Türkiye Cumhurbaşkanı Recep Tayyip Erdoğan’la Rusya Devlet Başkanı Vladimir Putin anlaştı ve “İdlib gerginliğinin azaltılması ve kentin istikrara kavuşturulmasına ilişkin” mutabakat zaptı imzalandı.
Bu durumda Doğu Akdeniz’e açılan ve Suriye kıyılarına yaklaşan NATO savaş gemileri ülkelerine döneceklerdir herhalde.
ABD, İngiltere, Fransa, Hollanda, Kanada, Yunanistan…
Suriye’yi haritadan silmek isteyen Batılıların ağır toplarının ve yardakçılarının hevesleri kursaklarında kaldı.

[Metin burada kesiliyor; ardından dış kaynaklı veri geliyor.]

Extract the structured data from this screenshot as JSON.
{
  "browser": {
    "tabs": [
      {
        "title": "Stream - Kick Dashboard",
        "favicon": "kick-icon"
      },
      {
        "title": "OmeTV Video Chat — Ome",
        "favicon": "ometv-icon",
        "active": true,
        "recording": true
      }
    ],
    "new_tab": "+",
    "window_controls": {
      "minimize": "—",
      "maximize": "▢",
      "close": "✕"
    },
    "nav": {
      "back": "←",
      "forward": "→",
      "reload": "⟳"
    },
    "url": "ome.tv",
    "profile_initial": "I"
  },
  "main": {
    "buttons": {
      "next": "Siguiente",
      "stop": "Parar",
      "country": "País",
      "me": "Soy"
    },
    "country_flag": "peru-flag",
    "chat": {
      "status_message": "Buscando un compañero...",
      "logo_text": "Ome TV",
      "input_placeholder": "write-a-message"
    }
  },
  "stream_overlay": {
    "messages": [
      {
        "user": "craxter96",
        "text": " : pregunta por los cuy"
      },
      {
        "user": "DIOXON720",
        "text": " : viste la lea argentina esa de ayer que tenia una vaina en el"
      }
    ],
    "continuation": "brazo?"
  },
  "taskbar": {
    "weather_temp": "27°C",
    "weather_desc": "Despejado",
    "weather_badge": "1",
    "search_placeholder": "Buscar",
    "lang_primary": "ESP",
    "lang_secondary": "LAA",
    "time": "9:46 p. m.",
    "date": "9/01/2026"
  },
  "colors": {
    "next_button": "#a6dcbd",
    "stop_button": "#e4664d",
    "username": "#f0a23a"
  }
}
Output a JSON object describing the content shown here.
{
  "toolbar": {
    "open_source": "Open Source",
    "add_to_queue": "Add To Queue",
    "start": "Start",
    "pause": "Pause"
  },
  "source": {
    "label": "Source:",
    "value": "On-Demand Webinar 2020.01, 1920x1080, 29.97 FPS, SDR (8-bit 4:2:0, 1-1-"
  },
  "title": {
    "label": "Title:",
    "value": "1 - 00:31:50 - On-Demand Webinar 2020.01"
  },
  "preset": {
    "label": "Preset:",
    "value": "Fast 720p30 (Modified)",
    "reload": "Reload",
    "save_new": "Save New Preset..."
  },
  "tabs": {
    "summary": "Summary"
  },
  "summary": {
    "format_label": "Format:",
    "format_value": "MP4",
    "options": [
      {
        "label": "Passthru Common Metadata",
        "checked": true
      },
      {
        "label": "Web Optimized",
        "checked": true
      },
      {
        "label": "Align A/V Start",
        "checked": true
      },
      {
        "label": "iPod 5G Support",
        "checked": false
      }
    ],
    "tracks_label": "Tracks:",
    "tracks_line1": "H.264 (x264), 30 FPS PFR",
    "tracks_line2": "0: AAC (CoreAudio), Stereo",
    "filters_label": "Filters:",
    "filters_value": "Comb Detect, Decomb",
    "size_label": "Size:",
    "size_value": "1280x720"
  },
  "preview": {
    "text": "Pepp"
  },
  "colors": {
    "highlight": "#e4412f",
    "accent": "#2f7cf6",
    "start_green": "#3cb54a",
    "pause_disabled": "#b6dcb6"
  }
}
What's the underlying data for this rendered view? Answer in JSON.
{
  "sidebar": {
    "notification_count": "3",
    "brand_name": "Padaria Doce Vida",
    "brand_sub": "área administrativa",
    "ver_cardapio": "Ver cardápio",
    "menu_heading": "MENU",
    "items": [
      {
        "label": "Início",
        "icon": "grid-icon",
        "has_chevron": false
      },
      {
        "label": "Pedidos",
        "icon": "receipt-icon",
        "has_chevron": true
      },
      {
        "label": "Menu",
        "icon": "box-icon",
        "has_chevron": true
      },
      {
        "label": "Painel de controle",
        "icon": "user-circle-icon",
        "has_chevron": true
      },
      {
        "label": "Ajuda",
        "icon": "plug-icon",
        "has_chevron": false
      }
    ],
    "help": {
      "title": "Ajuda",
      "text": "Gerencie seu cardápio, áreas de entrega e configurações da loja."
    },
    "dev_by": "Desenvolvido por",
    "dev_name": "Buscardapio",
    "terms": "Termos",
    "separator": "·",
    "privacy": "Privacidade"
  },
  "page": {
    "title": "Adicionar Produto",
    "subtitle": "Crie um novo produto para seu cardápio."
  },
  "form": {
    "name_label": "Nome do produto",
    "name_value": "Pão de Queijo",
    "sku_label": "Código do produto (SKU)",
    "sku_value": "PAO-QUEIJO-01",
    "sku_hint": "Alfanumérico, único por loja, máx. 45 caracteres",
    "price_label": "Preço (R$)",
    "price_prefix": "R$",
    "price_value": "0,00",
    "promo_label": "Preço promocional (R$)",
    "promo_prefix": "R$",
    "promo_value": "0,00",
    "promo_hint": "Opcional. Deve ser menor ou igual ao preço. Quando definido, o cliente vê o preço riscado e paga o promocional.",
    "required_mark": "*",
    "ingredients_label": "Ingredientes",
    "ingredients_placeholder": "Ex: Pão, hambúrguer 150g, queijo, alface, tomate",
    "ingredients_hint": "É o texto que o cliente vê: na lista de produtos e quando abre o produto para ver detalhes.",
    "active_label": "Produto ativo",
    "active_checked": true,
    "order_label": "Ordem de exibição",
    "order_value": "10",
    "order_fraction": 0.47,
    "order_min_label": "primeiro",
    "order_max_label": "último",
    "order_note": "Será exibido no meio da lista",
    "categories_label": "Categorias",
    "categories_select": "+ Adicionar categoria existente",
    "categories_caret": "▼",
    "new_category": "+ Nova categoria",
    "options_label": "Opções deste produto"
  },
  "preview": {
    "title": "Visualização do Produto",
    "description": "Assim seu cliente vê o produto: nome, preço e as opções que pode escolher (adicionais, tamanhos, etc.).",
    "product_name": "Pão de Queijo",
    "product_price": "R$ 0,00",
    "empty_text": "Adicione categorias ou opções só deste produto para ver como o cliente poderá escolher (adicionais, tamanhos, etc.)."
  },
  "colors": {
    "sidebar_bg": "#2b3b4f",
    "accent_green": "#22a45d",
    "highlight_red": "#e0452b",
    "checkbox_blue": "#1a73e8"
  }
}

Bekliyorlardı, Şam yönetimi İdlib’de kimyasal saldırıda bulunacak, onlar da bunu bahane ederek Suriye’yi vuracaklardı.
*
Türkiye ve Rusya… Her iki tarafın da son derece memnun olduğu anlaşılıyor.
*
Almanya akıllılık etti, ABD’den gelen baskılara aldırmadı, Trump’ın özel temsilcisi James Jeffrey’in ısrarlarına karşın Esad karşıtı koalisyona katılmayı reddetti. Bunda Sosyal Demokrat Parti’nin muhalefeti etkili oldu. Genel Başkan Andrea Nahles, “Almanya’nın Suriye’deki savaşa katılmasına destek vermeyeceğiz” diyordu.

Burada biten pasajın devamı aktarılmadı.